Watch Out for That CAASM
Imagine you just assumed leadership over an IT operation where very little of the environment is patched, and your predecessor used a Cyber Asset Attack Surface Management (“CAASM”) tool to attempt to identify the vulnerability points most likely to be leveraged by an attacker.
The CAASM tool would have effectively yielded a list of large, unpatched servers, some important to the business and others not in production. That wouldn't be useless... but you would likely want an assessment of the crown jewels in your environment in terms of the value to your business or the value to the attacker – as opposed to the perceived priority of how busy a device is and how interesting to them a software vulnerability would be.
Specifically, you would want to set aside those large, non-production servers and focus on all your most critical assets that aren't obviously valuable at a glance. You would want to direct your resources to the parts of the environment through which an attacker could hold your business hostage.
Don't IT organizations know what's most valuable, though? Sadly, we've found that organizational capability to be even more bleak than patch management. Consulting firms we work with found that large IT operations usually account for only around a third of critical assets. This makes sense as they rarely employ a tool to discover criticality as they do to uncover software vulnerabilities.

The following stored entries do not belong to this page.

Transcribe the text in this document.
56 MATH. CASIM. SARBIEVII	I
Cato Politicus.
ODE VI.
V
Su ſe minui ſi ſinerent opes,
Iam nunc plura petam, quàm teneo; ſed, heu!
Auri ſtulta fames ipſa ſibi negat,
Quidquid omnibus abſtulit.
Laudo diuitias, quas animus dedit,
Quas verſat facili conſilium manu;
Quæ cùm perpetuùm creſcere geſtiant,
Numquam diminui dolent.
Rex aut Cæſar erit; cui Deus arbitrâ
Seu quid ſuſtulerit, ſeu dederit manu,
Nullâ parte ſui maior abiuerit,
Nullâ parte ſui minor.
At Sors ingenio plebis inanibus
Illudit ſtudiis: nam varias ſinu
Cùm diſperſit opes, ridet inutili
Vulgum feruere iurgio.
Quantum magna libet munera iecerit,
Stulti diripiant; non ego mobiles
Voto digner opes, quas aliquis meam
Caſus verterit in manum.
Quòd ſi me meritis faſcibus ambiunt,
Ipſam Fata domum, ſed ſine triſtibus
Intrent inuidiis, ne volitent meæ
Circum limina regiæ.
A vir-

Imagine if such a tool existed and you could direct your resources to those assets for which a failure would be an existential threat. Many breaches and ransomware attacks happen on assets an organization didn't realize they had. You should know about those before your adversaries do.
Make Cyber Resilience Your Goal
We believe over the next 10 years, CISOs will be leveraging tools with advanced AI to identify the areas to commit resources to avoid disruption or damage to the company's operations – as opposed to simply patching systems that may look like attractive targets.
And those tools won't just consider assets with an important role, but all the assets they depend on as well. This wouldn't just make organizations more secure; it would make them more resilient.
CAASM, if we're all honest with ourselves, is mainly rehashed ideas from vulnerability management. We've seen this before when next-generation firewalls or advanced endpoint protection rebooted the same ideas as virus scanners and traditional firewalls; CAASM is vulnerability management 2.0.
We should be prioritizing the protection of our crown jewels instead of guessing where an attacker will start. We propose CISOs start now and get ahead of the curve and real-time monitoring to identify their crown jewels and build out their attack surface management from those points.